Os tempos a enriquece,
Engrandece seus desígnios.
No inicio era a sobrevivência,
Com o girar do caleidoscópio das Eras
É também fonte de prazer.

O velho livro indiano
Concedeu o caminho
Da multiplicação dos prazeres,
Com as técnicas das Arábias,
Resistentes e vitoriosas ao longo dos séculos.

Já foi rainha,
Ponto chave de rituais de sociedades secretas.
Já foi denominada como arte que dá a vida,
Hoje foi destronada,
Perdendo sua majestade,
É puramente banal.

Como diria o Poeta
O prazer que ela traz agora
Traz também o risco de vida.
Faze-se necessária a utilização
De atributos protetores e incômodos.

É fato que jamais será uma arte morta,
Mas que não seja uma rainha destronada,
Destinada a vagar pelas sarjetas da vida
Banhada apenas pela euforia alcoólica.

Não tente entender

A vida não é tão triste,
Bem que poderia ser.
Seria, portanto, um vale de lagrimas,
Na qual navegaríamos sem cessar,
Sem jamais encontrar o alento da terra firme.
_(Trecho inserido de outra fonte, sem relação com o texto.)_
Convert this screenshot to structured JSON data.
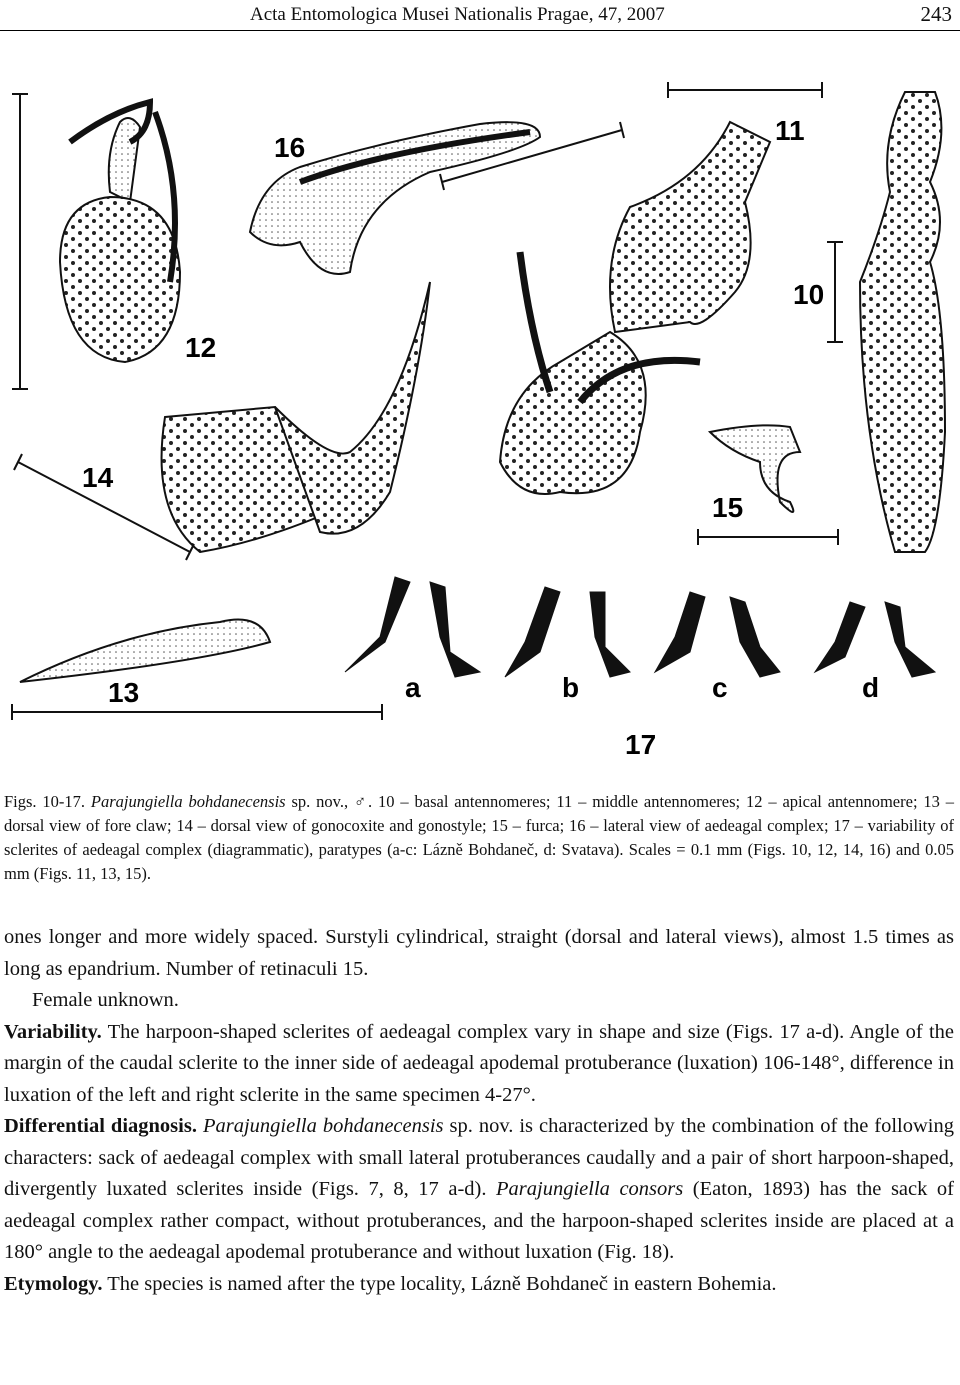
{
  "header": {
    "journal": "Acta Entomologica Musei Nationalis Pragae, 47, 2007",
    "page": "243"
  },
  "figure": {
    "labels": [
      "16",
      "11",
      "10",
      "12",
      "14",
      "15",
      "13",
      "a",
      "b",
      "c",
      "d",
      "17"
    ]
  },
  "caption": [
    {
      "t": "Figs. 10-17. "
    },
    {
      "t": "Parajungiella bohdanecensis",
      "f": "i"
    },
    {
      "t": " sp. nov., ♂. 10 – basal antennomeres; 11 – middle antennomeres; 12 – apical antennomere; 13 – dorsal view of fore claw; 14 – dorsal view of gonocoxite and gonostyle; 15 – furca; 16 – lateral view of aedeagal complex; 17 – variability of sclerites of aedeagal complex (diagrammatic), paratypes (a-c: Lázně Bohdaneč, d: Svatava). Scales = 0.1 mm (Figs. 10, 12, 14, 16) and 0.05 mm (Figs. 11, 13, 15)."
    }
  ],
  "body": [
    [
      {
        "t": "ones longer and more widely spaced. Surstyli cylindrical, straight (dorsal and lateral views), almost 1.5 times as long as epandrium. Number of retinaculi 15."
      }
    ],
    [
      {
        "t": "Female unknown."
      }
    ],
    [
      {
        "t": "Variability.",
        "f": "b"
      },
      {
        "t": " The harpoon-shaped sclerites of aedeagal complex vary in shape and size (Figs. 17 a-d). Angle of the margin of the caudal sclerite to the inner side of aedeagal apodemal protuberance (luxation) 106-148°, difference in luxation of the left and right sclerite in the same specimen 4-27°."
      }
    ],
    [
      {
        "t": "Differential diagnosis.",
        "f": "b"
      },
      {
        "t": " "
      },
      {
        "t": "Parajungiella bohdanecensis",
        "f": "i"
      },
      {
        "t": " sp. nov. is characterized by the combination of the following characters: sack of aedeagal complex with small lateral protuberances caudally and a pair of short harpoon-shaped, divergently luxated sclerites inside (Figs. 7, 8, 17 a-d). "
      },
      {
        "t": "Parajungiella consors",
        "f": "i"
      },
      {
        "t": " (Eaton, 1893) has the sack of aedeagal complex rather compact, without protuberances, and the harpoon-shaped sclerites inside are placed at a 180° angle to the aedeagal apodemal protuberance and without luxation (Fig. 18)."
      }
    ],
    [
      {
        "t": "Etymology.",
        "f": "b"
      },
      {
        "t": " The species is named after the type locality, Lázně Bohdaneč in eastern Bohemia."
      }
    ]
  ]
}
Isto se a terra realmente conferisse segurança,
E por ser um vale,
A terra pode desabar,
E seus escombros caírem por nossas cabeças,
Como muitos dos anos vazios que vivemos.

E como saber que aqueles e não estes
Foram os anos vazios?

Todos os anos estão a quebrar em cima de nós,
Junto da terra desabada e da água que nos afoga,
E a cada instante se torna mais fácil sucumbir,
É menos doloso, doloroso.

Submergir é doce perto de nadar, correr ou fugir.
É apenas fechar os olhos,
Prender a respiração e afundar lenta e desesperadamente,
Lutando contra a vontade de reagir,
Que insiste em se fazer presente.

Não adianta.
Outrora já repudiávamos a esperança,
Que já era vã nos tempos áureos.
Hoje quando o negro tudo consome
Apunhalamo-la...
Atropelando e matando as belas coisas da vida
Que poderiam vingar e florir caso
Não as destruíssemos ao primeiro suspiro.

Quero fugir

Eu vivi anos a fio em um sonho.
Não sabia que era um sonho,
Nunca havia me dado conta
Que fatos perfeitos demais
Simplesmente não existem.

Eu acreditava que não havia
Nada melhor do que aquilo;
E que o mal também nunca me alcançaria.

Tiveste que ir...
Eu clamei para não ires,
Que permanecesses a meu lado.
Não precisavas dizer ou fazer coisa alguma.
Só desejava a presença.

Então, o caleidoscópio do destino
Dançou e me trouxe à realidade.
E como esta é cruel...

Por vezes apresenta-se doce,
Não que seja mentira,
Mas o doce é recoberto pela esperança;
E esta, tão falsa amiga,
Engana-nos e consome.

Quero, pois, partir.
Fugir...
Tomar a longa estrada
Que se levanta sobre meus olhos.

Não é mais possível acreditar
Em algo que esmorece e desaparece,
Deixando o vazio no peito,
Como se algo de fato tivesse existido.

A tarde cai como um viaduto

Enquanto a tarde caia como um viaduto,
Os carros seguiam seus rumos,
E os namorados fundiam-se,
As lágrimas rolavam.

A velha dama do cabaré
Já não possuía o prestígio de outrora,
Paulatinamente ia apagando-se,
Como a estrela que desfalece ao nascer do dia.

Enquanto penteava seus rubros cabelos
A beira da janela,
Mergulhava tão fundo
Que não sabia se seria possível retornar a superfície.

Perdera tanto tempo
Preocupando-se com o como e o onde,
Esquecendo completamente do com quem.

Era tudo tão fugaz,
Tão efêmero e frágil
Até para os fios brancos da memória.

Não há a recordação de rostos,
Pobres rostos sem identidade,
Que por ela passaram,
Dando um pouco de si
Para partirem de mãos vazias.

Estava ela vazia também?
Certamente.
De que adiantou entregar tudo a cada momento,
Se ao final de instantes tudo se acabava,
E nada restava para um daqui a pouco,
Quizá um amanhã.

E hoje chora mil rios,
Cheia como nunca
Esteve tão só e vazia,
Enquanto a tarde cai como um viaduto.